Data from the Pakistan International Bulk Terminal Limited reveals a decline in coal imports from Afghanistan, accompanied by a substantial increase in imports from alternative origins. In the first 16 days of January 2024, the terminal recorded a remarkable coal handling volume of approximately 493,000 tons, marking the highest half-month coal shipments in the past two years.
The surge in coal imports is primarily attributed to the slowdown in Afghan imports and the favorable pricing of Richard Bay coal, which stood at around $98 per ton in January 2024, compared to $116 per ton in the second quarter of the fiscal year, as reported by brokerage firm Sherman Securities.
During the first half of the current fiscal year, PIBTL managed around 1.9 million ton of coal, with an estimated 1.8 million ton handled in the second quarter alone. The report attributes this upward trend to the cost-effectiveness of imported coal and the appreciation of the rupee against the dollar. PIBTL charges approximately Rs2,000 per ton for coal unloading at Port Qasim, with upcountry coal transportation via trucks incurring costs ranging from Rs 6,500-7,000 per ton.

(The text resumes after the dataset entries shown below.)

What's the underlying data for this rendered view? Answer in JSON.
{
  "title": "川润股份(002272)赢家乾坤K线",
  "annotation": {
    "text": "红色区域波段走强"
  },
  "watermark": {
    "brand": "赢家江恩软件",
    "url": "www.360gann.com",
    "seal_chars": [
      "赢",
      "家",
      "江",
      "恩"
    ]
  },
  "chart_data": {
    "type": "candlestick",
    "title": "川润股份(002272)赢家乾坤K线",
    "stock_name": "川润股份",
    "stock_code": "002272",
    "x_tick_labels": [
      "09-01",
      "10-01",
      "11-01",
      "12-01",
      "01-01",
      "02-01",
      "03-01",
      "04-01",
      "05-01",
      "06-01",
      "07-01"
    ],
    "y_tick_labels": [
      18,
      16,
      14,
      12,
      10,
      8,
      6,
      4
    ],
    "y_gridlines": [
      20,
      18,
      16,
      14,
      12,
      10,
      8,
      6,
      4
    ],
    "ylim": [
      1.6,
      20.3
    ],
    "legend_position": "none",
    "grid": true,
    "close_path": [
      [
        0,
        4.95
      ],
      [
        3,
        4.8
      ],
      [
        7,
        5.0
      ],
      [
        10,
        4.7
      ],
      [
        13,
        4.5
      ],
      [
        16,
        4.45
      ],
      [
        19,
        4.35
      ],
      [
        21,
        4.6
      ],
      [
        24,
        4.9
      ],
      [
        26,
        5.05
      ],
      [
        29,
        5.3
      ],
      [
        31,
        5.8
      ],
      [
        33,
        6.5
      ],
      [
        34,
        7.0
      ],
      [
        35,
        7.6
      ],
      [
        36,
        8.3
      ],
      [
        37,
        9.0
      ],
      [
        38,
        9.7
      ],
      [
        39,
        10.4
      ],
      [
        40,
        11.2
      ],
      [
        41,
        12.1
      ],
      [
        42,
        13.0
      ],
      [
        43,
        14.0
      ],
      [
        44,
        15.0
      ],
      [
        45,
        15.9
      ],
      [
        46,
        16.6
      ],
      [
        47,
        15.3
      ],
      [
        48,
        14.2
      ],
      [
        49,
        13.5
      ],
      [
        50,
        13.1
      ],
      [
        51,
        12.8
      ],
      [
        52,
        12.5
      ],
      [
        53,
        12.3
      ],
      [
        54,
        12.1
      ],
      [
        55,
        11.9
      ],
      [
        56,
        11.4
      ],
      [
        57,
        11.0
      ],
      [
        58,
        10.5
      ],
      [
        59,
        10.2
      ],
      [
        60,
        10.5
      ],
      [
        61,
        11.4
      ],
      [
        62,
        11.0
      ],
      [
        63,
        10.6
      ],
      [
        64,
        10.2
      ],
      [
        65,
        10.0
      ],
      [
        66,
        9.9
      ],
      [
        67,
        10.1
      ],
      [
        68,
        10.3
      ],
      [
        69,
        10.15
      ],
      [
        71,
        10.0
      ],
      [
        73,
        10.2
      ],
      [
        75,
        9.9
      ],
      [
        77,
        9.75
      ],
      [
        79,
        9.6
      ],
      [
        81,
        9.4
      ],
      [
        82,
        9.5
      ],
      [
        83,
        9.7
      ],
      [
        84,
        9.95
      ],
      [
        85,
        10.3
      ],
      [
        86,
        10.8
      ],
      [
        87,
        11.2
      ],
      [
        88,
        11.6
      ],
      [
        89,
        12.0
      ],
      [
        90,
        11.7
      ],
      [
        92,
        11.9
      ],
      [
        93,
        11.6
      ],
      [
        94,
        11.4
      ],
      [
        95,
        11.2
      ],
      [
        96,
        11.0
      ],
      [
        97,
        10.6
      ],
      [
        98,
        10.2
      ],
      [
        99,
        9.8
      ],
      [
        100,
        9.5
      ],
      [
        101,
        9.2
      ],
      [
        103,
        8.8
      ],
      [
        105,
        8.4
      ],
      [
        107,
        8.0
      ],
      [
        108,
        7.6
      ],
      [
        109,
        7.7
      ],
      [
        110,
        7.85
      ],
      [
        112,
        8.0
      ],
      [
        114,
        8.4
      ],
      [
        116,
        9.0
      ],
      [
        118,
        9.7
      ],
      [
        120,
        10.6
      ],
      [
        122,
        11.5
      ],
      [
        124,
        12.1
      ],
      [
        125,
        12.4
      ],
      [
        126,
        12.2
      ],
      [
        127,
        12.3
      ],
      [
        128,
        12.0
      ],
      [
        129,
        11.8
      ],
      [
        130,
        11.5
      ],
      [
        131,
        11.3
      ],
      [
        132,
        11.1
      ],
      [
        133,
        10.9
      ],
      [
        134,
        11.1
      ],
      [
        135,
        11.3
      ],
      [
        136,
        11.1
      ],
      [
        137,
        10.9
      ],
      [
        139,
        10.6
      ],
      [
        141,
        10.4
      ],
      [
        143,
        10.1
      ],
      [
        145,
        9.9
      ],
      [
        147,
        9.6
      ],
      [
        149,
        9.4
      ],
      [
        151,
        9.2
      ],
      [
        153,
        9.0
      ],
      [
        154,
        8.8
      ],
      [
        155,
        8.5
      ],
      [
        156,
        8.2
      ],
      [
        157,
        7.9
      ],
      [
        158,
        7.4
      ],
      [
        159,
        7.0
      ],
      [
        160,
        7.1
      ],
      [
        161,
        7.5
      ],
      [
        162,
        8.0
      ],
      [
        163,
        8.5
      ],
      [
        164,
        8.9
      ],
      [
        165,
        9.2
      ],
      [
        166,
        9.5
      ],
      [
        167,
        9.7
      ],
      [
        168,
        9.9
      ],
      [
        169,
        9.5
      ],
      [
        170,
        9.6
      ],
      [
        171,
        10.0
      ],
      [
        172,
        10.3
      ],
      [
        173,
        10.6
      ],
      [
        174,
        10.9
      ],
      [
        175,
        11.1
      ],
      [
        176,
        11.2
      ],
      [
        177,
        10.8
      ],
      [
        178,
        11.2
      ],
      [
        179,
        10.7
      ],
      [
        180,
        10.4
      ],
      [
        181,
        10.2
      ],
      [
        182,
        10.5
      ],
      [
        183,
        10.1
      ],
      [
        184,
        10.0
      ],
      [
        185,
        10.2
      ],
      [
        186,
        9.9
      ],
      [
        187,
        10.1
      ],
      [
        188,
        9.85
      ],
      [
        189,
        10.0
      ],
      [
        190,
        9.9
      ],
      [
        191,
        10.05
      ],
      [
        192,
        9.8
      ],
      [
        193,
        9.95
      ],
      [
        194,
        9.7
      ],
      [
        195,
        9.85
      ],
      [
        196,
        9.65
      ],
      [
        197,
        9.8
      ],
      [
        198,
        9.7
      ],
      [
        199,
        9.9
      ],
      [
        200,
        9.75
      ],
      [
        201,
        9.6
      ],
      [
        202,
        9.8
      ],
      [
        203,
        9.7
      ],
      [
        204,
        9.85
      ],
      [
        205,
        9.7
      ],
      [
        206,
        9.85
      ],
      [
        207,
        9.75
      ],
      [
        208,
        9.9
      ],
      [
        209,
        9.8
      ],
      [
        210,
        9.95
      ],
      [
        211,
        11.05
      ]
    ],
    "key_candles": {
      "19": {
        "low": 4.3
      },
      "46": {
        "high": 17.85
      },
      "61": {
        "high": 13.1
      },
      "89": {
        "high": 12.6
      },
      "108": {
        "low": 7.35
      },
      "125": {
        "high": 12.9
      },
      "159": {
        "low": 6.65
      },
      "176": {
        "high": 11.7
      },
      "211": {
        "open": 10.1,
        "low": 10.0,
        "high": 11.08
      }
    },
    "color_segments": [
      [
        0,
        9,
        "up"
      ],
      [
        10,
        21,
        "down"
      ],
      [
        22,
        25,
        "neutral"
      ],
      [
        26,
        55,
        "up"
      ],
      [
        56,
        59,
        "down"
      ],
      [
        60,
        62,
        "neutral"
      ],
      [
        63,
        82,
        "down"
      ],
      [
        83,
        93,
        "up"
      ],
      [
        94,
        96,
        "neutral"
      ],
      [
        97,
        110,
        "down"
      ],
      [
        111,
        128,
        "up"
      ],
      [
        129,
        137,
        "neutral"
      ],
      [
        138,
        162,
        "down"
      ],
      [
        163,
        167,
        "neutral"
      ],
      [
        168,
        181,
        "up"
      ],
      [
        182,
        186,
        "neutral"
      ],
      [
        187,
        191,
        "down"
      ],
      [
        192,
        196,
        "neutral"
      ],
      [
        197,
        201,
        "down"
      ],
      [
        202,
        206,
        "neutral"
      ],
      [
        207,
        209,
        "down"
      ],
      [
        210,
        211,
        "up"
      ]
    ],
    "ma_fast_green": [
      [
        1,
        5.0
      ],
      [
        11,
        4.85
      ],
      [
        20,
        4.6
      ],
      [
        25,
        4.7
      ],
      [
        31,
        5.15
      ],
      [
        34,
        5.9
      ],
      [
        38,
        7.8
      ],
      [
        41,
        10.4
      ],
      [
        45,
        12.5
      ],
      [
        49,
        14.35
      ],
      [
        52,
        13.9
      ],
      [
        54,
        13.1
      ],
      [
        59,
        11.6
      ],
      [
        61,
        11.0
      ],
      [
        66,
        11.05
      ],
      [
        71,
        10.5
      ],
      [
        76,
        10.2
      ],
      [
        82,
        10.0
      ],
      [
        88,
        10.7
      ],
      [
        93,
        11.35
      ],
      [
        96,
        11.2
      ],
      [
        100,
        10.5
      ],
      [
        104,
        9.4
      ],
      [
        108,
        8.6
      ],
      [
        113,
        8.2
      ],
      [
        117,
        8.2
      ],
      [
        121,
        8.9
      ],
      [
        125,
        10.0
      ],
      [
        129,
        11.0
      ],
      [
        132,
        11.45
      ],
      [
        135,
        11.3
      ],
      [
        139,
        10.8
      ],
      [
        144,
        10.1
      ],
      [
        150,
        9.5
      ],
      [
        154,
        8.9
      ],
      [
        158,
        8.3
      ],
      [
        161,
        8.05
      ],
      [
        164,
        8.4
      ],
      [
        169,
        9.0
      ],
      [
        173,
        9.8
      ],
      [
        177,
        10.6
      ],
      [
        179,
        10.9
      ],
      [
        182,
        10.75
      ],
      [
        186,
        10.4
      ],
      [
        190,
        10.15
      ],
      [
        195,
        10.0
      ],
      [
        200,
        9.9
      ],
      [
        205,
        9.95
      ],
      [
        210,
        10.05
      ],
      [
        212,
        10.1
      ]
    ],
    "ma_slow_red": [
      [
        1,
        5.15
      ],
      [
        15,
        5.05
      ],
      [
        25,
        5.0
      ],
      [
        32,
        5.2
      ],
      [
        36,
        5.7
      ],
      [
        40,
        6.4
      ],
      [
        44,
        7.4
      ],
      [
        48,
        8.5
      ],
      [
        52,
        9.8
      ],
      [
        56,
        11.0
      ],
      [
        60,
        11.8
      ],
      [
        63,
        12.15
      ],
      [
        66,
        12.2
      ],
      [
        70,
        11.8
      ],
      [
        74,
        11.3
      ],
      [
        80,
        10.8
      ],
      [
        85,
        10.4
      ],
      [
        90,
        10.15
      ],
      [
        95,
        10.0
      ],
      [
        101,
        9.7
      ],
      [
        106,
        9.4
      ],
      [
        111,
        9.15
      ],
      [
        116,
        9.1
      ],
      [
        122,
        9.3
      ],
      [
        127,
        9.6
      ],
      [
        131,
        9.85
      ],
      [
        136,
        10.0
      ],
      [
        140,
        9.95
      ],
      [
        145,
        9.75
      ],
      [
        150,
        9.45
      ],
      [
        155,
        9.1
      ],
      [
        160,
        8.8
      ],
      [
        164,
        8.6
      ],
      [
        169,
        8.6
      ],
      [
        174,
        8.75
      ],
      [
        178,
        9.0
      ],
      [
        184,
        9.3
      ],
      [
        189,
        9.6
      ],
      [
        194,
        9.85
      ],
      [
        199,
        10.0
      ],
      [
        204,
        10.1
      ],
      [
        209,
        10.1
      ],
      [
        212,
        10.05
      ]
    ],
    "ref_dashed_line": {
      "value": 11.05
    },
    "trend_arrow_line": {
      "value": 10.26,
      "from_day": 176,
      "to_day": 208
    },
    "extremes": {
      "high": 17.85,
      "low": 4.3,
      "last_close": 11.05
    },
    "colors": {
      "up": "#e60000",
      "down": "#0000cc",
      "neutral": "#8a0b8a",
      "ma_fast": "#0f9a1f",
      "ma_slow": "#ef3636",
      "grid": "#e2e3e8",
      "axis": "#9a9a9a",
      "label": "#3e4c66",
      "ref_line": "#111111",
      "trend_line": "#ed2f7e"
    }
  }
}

Sherman Securities noted, “We believe that imported Richard Bay coal costs around Rs40,000-41,000, while Afghan coal is trading between Rs 50,000-52,000, up 25 percent versus Richard Bay. This price difference will lend more support to imported coal, potentially increasing the coal handling capacity of PIBTL.”
Presently, it is estimated that 70 percent of the coal demand for cement companies is met through sea-borne coal via PIBTL, particularly following the recent border issues with Afghanistan that disrupted the land route for coal trade.
PIBTL’s handling margin, after covering port charges and other associated costs, stands at around $4 per tonne for every cargo it handles. Given the current scenario of higher Afghan coal prices and trade restrictions, PIBTL is playing a crucial role in managing the majority of the imported coal for cement plants.
In the first quarter of FY24, the company reported a net profit of Rs580 million, a significant improvement from the Rs440 million loss recorded in the same period last year. The gross margin also witnessed a notable increase, reaching 40 percent during the first quarter, compared to 28 percent in the corresponding period last year. Sherman Securities anticipates that the company will post an earnings per share of Rs1.5 in FY24, driven by the rising coal handling and reduced exchange losses.